To test the feasibility of using fluorescent in situ hybridization (FISH) on interphase and metaphase cells to detect numerical aberrations in childhood acute lymphoblastic leukemia (ALL), we analyzed bone marrow of 15 patients with cytogenetically documented hyperdiploidy with more than 50 chromosomes at diagnosis. Patients were selected on the basis of being trisomic or tetrasomic for chromosomes 17 and/or 18 as determined by G-banded chromosome analysis. We performed a double target FISH using DNA probes specific for the centromeric region of chromosomes 17 and 18, respectively. The numerical changes regarding chromosome 17 and/or 18 identified by FISH on metaphases were found in all cases analyzed by FISH on interphase nuclei.
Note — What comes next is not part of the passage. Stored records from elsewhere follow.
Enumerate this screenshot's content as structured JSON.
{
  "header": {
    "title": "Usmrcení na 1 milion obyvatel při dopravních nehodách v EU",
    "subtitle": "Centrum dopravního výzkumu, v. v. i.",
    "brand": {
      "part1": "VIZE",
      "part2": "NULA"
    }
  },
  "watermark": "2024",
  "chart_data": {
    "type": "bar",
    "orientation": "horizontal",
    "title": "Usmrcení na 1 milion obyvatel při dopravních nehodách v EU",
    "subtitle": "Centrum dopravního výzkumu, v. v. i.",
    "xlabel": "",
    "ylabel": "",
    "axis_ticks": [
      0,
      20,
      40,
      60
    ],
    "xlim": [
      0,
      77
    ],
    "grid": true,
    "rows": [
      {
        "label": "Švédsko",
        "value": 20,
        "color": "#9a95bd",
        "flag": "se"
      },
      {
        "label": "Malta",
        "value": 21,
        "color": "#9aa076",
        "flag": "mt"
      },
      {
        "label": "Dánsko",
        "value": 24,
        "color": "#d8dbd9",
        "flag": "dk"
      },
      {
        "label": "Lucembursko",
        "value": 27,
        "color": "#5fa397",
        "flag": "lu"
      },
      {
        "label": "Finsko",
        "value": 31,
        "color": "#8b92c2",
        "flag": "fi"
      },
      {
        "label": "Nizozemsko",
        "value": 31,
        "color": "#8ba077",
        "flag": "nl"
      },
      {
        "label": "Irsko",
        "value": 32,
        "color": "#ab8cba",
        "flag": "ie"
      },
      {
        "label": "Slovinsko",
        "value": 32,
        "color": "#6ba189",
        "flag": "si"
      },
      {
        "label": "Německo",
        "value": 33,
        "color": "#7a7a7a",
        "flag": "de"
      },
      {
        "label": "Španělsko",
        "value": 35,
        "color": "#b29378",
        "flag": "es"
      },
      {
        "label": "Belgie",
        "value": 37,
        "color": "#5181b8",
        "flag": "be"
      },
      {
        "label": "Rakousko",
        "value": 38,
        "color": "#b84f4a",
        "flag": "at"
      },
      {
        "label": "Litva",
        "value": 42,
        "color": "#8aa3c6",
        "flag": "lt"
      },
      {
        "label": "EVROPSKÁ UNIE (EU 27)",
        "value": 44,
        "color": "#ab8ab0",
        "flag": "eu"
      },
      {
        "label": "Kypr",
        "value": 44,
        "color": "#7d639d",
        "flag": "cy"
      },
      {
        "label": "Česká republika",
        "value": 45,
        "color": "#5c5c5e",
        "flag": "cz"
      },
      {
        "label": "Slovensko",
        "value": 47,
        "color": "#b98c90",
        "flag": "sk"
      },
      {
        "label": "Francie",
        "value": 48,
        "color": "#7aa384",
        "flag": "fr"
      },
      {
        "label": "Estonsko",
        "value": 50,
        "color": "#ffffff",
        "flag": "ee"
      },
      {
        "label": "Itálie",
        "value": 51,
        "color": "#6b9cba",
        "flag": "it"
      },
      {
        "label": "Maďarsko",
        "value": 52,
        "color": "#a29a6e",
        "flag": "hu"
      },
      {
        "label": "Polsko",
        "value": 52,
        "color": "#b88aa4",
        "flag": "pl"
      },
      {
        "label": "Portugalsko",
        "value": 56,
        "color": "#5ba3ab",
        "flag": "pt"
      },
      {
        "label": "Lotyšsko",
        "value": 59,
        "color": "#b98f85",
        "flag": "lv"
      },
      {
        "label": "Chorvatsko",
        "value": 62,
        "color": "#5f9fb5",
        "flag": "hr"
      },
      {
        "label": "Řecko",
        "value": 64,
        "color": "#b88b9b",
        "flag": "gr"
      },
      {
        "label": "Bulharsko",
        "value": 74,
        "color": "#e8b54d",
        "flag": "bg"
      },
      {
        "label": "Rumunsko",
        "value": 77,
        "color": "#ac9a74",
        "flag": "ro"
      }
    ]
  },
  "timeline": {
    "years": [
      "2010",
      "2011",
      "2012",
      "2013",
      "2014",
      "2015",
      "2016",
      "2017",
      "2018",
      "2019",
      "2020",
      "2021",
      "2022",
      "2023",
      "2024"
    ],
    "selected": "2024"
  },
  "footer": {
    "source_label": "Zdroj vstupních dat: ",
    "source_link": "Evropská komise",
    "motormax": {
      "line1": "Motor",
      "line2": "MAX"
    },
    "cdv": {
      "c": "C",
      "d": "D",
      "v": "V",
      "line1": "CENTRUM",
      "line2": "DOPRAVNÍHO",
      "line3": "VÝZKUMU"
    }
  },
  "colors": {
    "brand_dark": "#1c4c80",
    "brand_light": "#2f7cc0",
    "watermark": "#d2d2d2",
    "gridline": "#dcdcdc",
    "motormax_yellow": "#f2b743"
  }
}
In 8 of 15 patients, FISH on interphase nuclei demonstrated the presence of one or more groups of cells with different combinations of trisomy and tetrasomy of the two chromosomes investigated, beside the ones detected on metaphases. Overall our findings indicate that interphase FISH analysis could be a useful method to detect the presence of numerical aberrations of two chromosomes simultaneously in bone marrow and peripheral blood specimens of ALL as an adjunct to conventional cytogenetic investigation or metaphase FISH.